Les manipulations mentales
Descriptif : Sommes-nous sous influence ?
Les manipulations mentales : vaste et grave sujet. En effet, des individus pourraient-ils être sous influence ? Et surtout, d’autres pourraient-ils exercer un pouvoir qui les rende maîtres d’autrui ?
En 1932, Fritz Lang, dans son film « Le testament du Dr Mabuse » répond par l’affirmative.
Ce premier film parlant de la série est pour le moins éloquent en la matière. Enfermé dans un asile psychiatrique, le Dr Mabuse parvient à diriger un gang de malfaiteurs grâce à ses pouvoirs hypnotiques. Mais en fait, ce film tourné durant la république de Weimar, et surtout la montée du nazisme, a des connotations politiques certaines. D’ailleurs, ce n’est pas pour rien que Goebbels l’a interdit ; il y reconnaissait tous les ingrédients de la formation à laquelle il appartenait, et de la propagande dont il s’est fait un artisan actif, avant d’ailleurs de la développer à l’échelon quasiment industriel. Mabuse mettant sous influences autrui, c’est la machine nazie et Hitler qui plaçaient sous la leur le peuple allemand. En tout cas, ce personnage, imaginé par l’écrivain luxembourgeois Norbert Jacques, sert-il indirectement une cause juste, mais qui n’a malheureusement pas pu empêcher l’horreur de se produire.
L’hypnose est également à l’ordre du jour dans le chef-d’œuvre d’Edgar P. Jacobs, « La marque jaune » parue en 1956. Septimus y a eu recours pour mettre en sa possession dans un premier temps Olrik. Mais ensuite, il passe à quelque chose de beaucoup plus sophistiqué, en l’occurrence, le « Télécéphaloscope ». Cette machine diabolique permet de mettre n’importe qui sous son emprise, grâce à « l’onde méga », un concept dont Septimus fournit la clé dans la BD, et qui lui a surtout permis de lancer dans Londres une créature terrifiante et maléfique, dont l’esthétique est empruntée à Lang, référence Mabuse, mais aussi « M le maudit ». Le M de couleur jaune que trace Olrik, devenu le parfait esclave de Septimus, l’atteste. Mais Jacobs reprendra ce principe de la manipulation mentale, et de la mise sous influence dans « Le piège diabolique » lorsque Focas subit une véritable lobotomie.

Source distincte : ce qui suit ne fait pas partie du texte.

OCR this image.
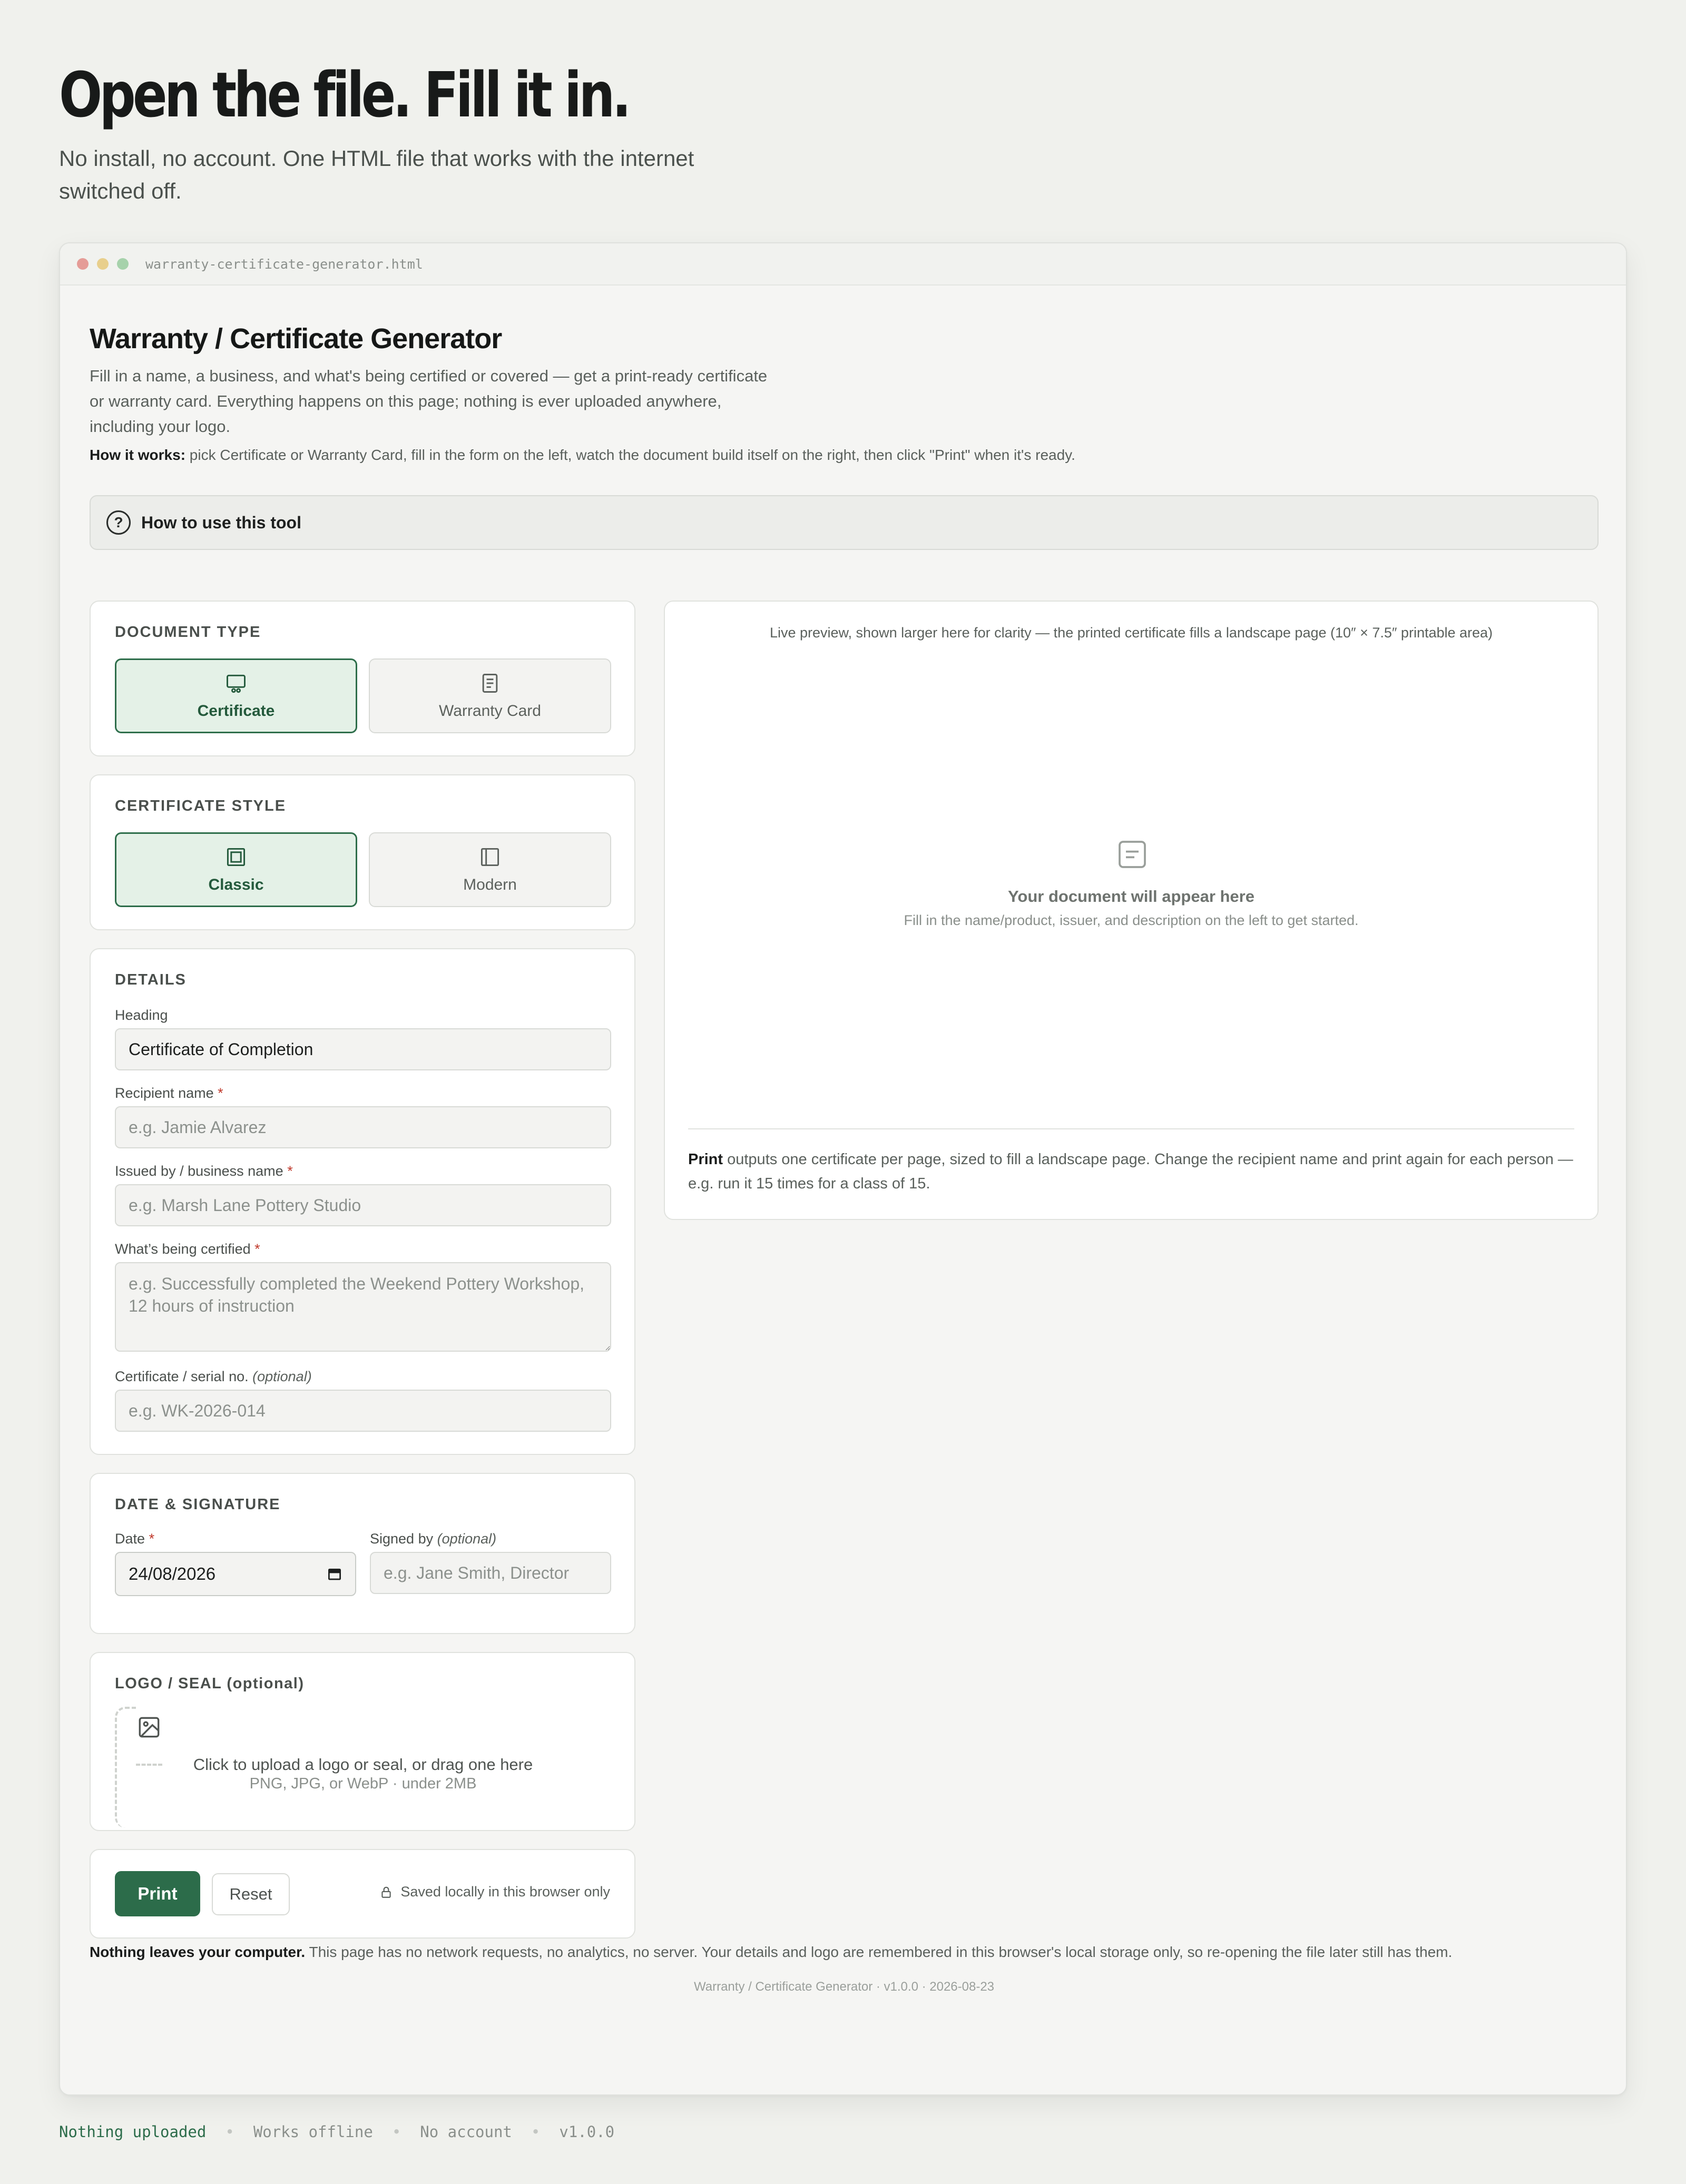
Open the file. Fill it in.
No install, no account. One HTML file that works with the internet switched off.
warranty-certificate-generator.html
Warranty / Certificate Generator
Fill in a name, a business, and what's being certified or covered — get a print-ready certificate or warranty card. Everything happens on this page; nothing is ever uploaded anywhere, including your logo.
How it works: pick Certificate or Warranty Card, fill in the form on the left, watch the document build itself on the right, then click "Print" when it's ready.
?	How to use this tool
DOCUMENT TYPE
Certificate	Warranty Card
CERTIFICATE STYLE
Classic	Modern
DETAILS
Heading
Certificate of Completion
Recipient name *
e.g. Jamie Alvarez
Issued by / business name *
e.g. Marsh Lane Pottery Studio
What’s being certified *
e.g. Successfully completed the Weekend Pottery Workshop, 12 hours of instruction
Certificate / serial no. (optional)
e.g. WK-2026-014
DATE & SIGNATURE
Date *
24/08/2026
Signed by (optional)
e.g. Jane Smith, Director
LOGO / SEAL (optional)
Click to upload a logo or seal, or drag one here
PNG, JPG, or WebP · under 2MB
Print	Reset	Saved locally in this browser only
Live preview, shown larger here for clarity — the printed certificate fills a landscape page (10″ × 7.5″ printable area)
Your document will appear here
Fill in the name/product, issuer, and description on the left to get started.
Print outputs one certificate per page, sized to fill a landscape page. Change the recipient name and print again for each person — e.g. run it 15 times for a class of 15.
Nothing leaves your computer. This page has no network requests, no analytics, no server. Your details and logo are remembered in this browser's local storage only, so re-opening the file later still has them.
Warranty / Certificate Generator · v1.0.0 · 2026-08-23
Nothing uploaded • Works offline • No account • v1.0.0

J’ai encore un souvenir relatif à mon cher Tony Sextant, où il affrontait dans un épisode, un savant malfaisant qui lui, plaçait ses victimes sous une espèce de casque de coiffeur à la mode des années 50. Une fois la séance terminée, il faisait ce qu’il voulait de ses patients. Était-ce un trait d’humour de Ribéra ? Mais les victimes étaient toutes entièrement chauves. Peut-être un effet secondaire du « casque de coiffeur à décerveler ».
En 1981, dans « Alerte à l’hypnose » de K.-H. Scheer, c’est un peu une synthèse roman/BD/cinéma à laquelle on a droit, avec l’idée qu’un savant s’est emparé de l’héritage des Martiens, et menace de réduire l’humanité entière en esclavage, par l’hypnose. Ce thriller S-F marque là la parfaite synthèse de l’art d’un Norbert Jacques, d’un Fritz Lang, ou d’un Edgar P. Jacobs.
Mais dans notre quotidien, ne sommes-nous pas sous influence ? Ne somme-nous pas, à petites doses, peut-être manipulés ? Agissons-nous toujours en parfaite connaissance de cause ? Tous les moyens pour pénétrer l’esprit humain et le faire agir d’une façon déterminée sont utilisés par la pub. La TV nous bombarde d’une multitudes d’infos, et que reste-t-il au bout du compte de notre sens critique ? Bien plus qu’auparavant, notre vigilance doit demeurer à son niveau d’alerte maximum. On n’essaie pas encore de nous transformer en « créature » du Dr Septimus, mais ne recherche-t-on pas, à des fins, par exemple, commerciales, un certain assouplissement de notre esprit ?
Les manipulations mentales doivent-elles être considérées comme appartenant au monde de la S-F, ou à notre quotidien ?
Une fois encore, les écrivains de l’imaginaire ont la part belle pour faire le distinguo, et servir une cause utile.
Pour ce thème :
Le DVD du « Testament du Docteur Mabuse » de Fritz Lang - 1932.
La BD « La marque jaune » d’Edgar P. Jacobs - 1956 - Éditions Blake et Mortimer.
« Alerte à l’hypnose » de Karl-Herbert Scheer - 1981 - Fleuve noir.